Everything You Need To Know About Azure Databricks Pricing 2024
When trying to determine Databricks pricing, one of the most important aspects to consider is the cost of your cloud provider. This means one of three companies: Microsoft Azure, Amazon AWS, or Google Cloud.
All three cloud service providers are extremely popular, and there’s no finite answer to which is best. Most companies choose one based on their existing software stack or suite of products. This is a perfectly fine way to make your decision on cloud service provider, and all three work very well with Databricks.
However there are some small differences in price, users experience, and integration between each of the three. That’s why we decided to put together a quick guide explaining the exact costs of Databricks Azure.
If you’re looking for a full guide on everything related to Databricks pricing, including how to calculate your compute cost, check out our full guide here. For everyone else, continue on here.
First off, what is a “Cloud Service Provider”?
According to Google, a Cloud Service Provider is “a third-party company that provides scalable computing resources that businesses can access on demand over network”.
In practical terms, this means storage, computing power or database access that enterprise companies use over the internet. Amazon Web Services, Google Cloud Platform, Oracle, Alibaba Cloud, IBM Cloud and Microsoft Azure are among the most popular web service providers.
In the context of Databricks specifically, your cloud service provider is the processing layer on which the Databricks analytics platforms runs. Your virtual machines (VMs), data storage, securities and compute costs are all tied to your cloud provider. For this reason, there are slightly different costs based on instance type, compute type virtual machine and adds on like security and storage.
Cost of Databricks Azure vs AWS vs Google Cloud
Among the three cloud services provider, AWS generally seems to be the cheapest, while Azure is the most expensive. The difference in cost depends on the type of compute but an apples-to-apples comparison of Jobs Compute for the Standard tier is $0.07 per dbu hour for AWS, $0.10 for Google Cloud and $0.15 for Azure Databricks. However this difference is negated for All Purpose Computes, with all three providers coming in at $0.40 per dbu/hour.

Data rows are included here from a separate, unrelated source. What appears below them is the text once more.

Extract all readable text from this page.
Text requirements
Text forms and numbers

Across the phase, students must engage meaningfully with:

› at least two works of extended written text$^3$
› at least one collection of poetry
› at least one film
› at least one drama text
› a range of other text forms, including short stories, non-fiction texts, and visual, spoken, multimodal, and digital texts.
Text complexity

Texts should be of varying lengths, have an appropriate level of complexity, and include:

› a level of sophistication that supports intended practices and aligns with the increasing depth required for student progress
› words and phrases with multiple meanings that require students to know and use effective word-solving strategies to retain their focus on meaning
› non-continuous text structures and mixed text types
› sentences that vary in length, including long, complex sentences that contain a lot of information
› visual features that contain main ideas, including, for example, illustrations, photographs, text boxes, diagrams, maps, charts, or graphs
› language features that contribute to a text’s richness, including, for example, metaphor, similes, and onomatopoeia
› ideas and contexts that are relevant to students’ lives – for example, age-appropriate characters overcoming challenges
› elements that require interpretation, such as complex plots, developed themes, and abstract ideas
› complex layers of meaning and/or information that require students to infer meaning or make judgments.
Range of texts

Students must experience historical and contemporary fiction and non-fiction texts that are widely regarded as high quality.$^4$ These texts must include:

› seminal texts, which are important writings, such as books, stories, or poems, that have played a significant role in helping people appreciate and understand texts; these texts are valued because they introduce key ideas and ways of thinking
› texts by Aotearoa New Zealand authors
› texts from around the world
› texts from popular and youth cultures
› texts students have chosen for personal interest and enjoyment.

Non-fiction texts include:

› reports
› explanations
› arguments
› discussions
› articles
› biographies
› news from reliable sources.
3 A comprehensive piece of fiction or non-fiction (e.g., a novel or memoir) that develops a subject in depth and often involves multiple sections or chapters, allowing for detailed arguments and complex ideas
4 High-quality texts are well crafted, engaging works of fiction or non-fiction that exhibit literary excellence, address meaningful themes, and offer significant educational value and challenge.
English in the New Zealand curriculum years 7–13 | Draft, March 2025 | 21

Part of the reason for the higher cost of Azure is that with Azure Databricks is considered a Microsoft first party service—meaning it’s natively integrated with Microsoft and optimized for a host of their products including Power BI, Azure Synapse Analytics and Azure Data Lake Storage. This is a very unusual move and puts Databricks in rarified air for third party companies with which Microsoft has made a partnership.
As the Microsoft suite of products is so popular among analysts, Azure often has the benefit of a network effects as companies will often already being using its cloud service when they start using Databricks.
This has been a largely successful partnership and users have reported positively on the ease of access and sharing with Azure Databricks (the portal can be setup and accessed with a single click), and the included mission critical tech support — which can itself turn into thousands of dollars spent annually when purchased through Databricks.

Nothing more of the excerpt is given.